Café littéraire, philosophique et sociologique. Association culturelle dédiée à l'écriture dans tous ses arrangements et engagements : littérature, musique, théâtre, danse, peinture, photo, cinéma...
Bis repetita
Benoit Camus
Tu attends. Trois quarts d’heure que t’es là, à taper la semelle devant le hall de l’immeuble. T’en peux plus. T’as froid. T’es en sueur. Qu’est-ce qu’il fout ? Tu tournes en rond, tu voudrais qu’il arrive. Je vais clamser, te dis-tu. T’as la nausée. Mal au bide. Ça te démange. Faut qu’il rapplique. Te file la came. T’en as besoin. Juste un fix. Dans ton bras crevassé. Rien qu’un taquet et laisser glisser. Oui, laisser glisser. Tu le hais. Le détestes. Mais il te la faut. Et tu lui refuseras rien. Il te la faut et il l’a.
Ça y est ! Tu le vois. Il se pointe. Il t’a repéré. Tu lui souris. Il est ton sauveur. Il l’a et il s’approche. Tu le rejoins. Te colles contre lui. « T’en as ? » Il te repousse. Te réclame l’argent. Tu l’alignes. Il t’en réclame plus. Tu allonges. T’as tout prévu. T’es content. T’es un malin. Il te dit que t’es un malin. Tu confirmes. T’es un malin, t’es fier de toi. Tu le regardes. Il prend son temps. Joue avec toi. Tu le supplies : « donne-la moi ! » Il ricane. « T’es pressé ? » « Non, enfin si… » Tu insistes. « Donne-la moi ! » Et tu t’agrippes à sa manche. « Allez, s’te plaît ! » Tu chiales presque. C’est trop dur. « Me touche pas ! » Il se dégage. Il recule. Tu le débectes. Il t’a assez vu. N’a plus qu’une envie, que tu t’effaces. Alors, il sort de son blouson le képa. Ton petit képa. Te le sert. Tu trembles. Tu exultes. Le bonheur ! Le récupères et t’arraches. Sans te retourner. « À bientôt, ma gagneuse ! » Il se marre derrière ton dos. Tu t’en fous. Tu l’as. Au creux de ta paume. Ton petit képa. La poudre. Elle est à toi. Elle est pour toi. Et tu perds plus une seconde.

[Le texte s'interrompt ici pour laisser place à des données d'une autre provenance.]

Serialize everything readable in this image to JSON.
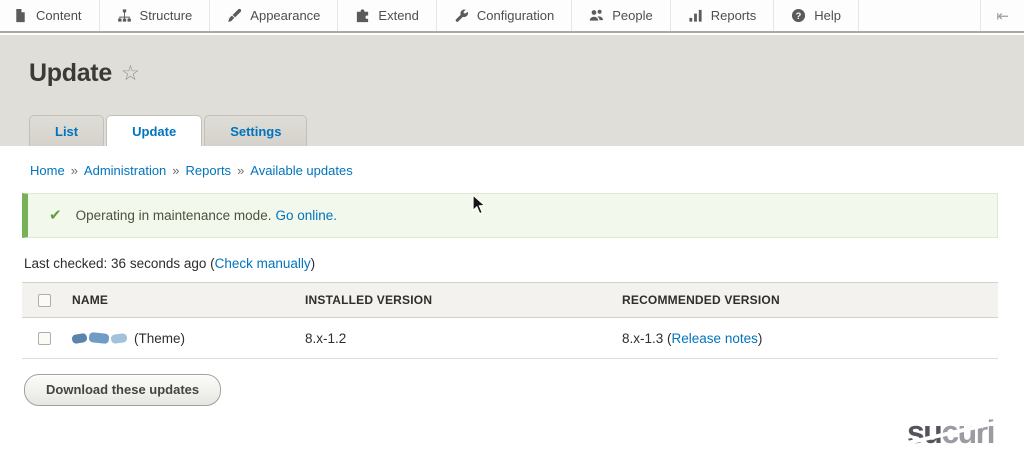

Tu l’emportes dans le local poubelle. La poses sur le couvercle d’un bac à ordures. Et retrousses ta manche. Bon dieu, elle est à toi. Tu sors ta vieille pompe de ta poche. Et tu ris. Tu ris parce qu’elle est là, que dans quelques secondes, tu la sentiras dans tes veines. Tu la dissous. La charges dans la seringue. La dose. Et une bonne. Tu tends ton bras gauche. Un petit nœud autour. Cadeau ! Tu serres. Tu regardes pas ton bras, t’as pas envie de savoir ; tu te contentes de shooter. Tu lâches. Le rush. Elle coule. Le flash. La fin du monde. Une de plus.